In reaching its decision to dismiss the case, the court was guided by Illinois Brick Co. v. Illinois and In re ATM Fee Antitrust Litig., which teach that, in order to qualify as a direct purchaser who can meet the “injury” requirements of § 4 of the Clayton Act, a plaintiff must show that they paid the set price for the product. Because the iPhone consumers did not pay the set price, but rather an ultimate price that they allege was 30 percent higher than it would have been in the absence of Apple’s commission, the court held that the “alleged conduct does not equate to price fixing.” And, because the fee was borne by the developers who must pay the fee out of their proceeds, not by the consumers, the consumers could not be direct purchasers and, thus, lacked antitrust standing.

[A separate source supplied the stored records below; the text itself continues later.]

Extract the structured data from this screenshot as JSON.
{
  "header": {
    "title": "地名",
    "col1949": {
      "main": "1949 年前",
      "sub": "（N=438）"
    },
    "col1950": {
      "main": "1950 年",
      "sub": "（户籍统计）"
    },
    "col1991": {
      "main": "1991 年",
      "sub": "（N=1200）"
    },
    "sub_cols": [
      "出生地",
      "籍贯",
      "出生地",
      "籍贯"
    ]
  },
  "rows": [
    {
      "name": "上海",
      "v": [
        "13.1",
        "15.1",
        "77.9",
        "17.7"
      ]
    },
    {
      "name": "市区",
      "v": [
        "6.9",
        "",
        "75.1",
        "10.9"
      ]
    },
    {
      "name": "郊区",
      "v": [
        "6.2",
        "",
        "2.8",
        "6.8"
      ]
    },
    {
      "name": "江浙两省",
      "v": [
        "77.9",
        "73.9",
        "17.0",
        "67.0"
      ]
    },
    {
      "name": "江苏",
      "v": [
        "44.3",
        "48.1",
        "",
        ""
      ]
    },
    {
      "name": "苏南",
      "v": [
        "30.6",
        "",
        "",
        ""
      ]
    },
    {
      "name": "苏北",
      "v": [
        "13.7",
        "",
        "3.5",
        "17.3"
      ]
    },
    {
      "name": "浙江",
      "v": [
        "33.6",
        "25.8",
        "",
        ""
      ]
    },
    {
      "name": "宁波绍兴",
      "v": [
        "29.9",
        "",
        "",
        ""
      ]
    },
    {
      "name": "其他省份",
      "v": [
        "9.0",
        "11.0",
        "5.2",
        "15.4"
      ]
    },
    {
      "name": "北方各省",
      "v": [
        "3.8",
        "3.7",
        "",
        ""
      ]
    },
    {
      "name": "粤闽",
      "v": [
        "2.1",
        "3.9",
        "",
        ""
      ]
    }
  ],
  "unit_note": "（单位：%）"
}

Brent Snyder Appointed as New DOJ Criminal Enforcement Deputy Assistant Attorney General
On Nov. 23, 2013, the Department of Justice Antitrust Division announced that it had named Brent Snyder as the new deputy assistant attorney general for criminal enforcement, replacing Scott Hammond, who left the department in October. Snyder has been a criminal trial attorney for the DOJ since 2003, where his most notable matters have included investigations into the LCD industry and the cabotage shipping industry, including acting as the lead prosecutor in U.S. v. Frank Peake. As previously reported, on Friday, Dec. 6, Snyder’s team obtained the longest-ever prison sentence for an antitrust violation when Judge Daniel R. Dominguez sentenced Peake, the former president of Sea Star Line LLC, to five years in prison. Snyder had pushed for an 87-month sentence for Peake, arguing that “[perhaps] it will get the attention of companies and executives around the world.”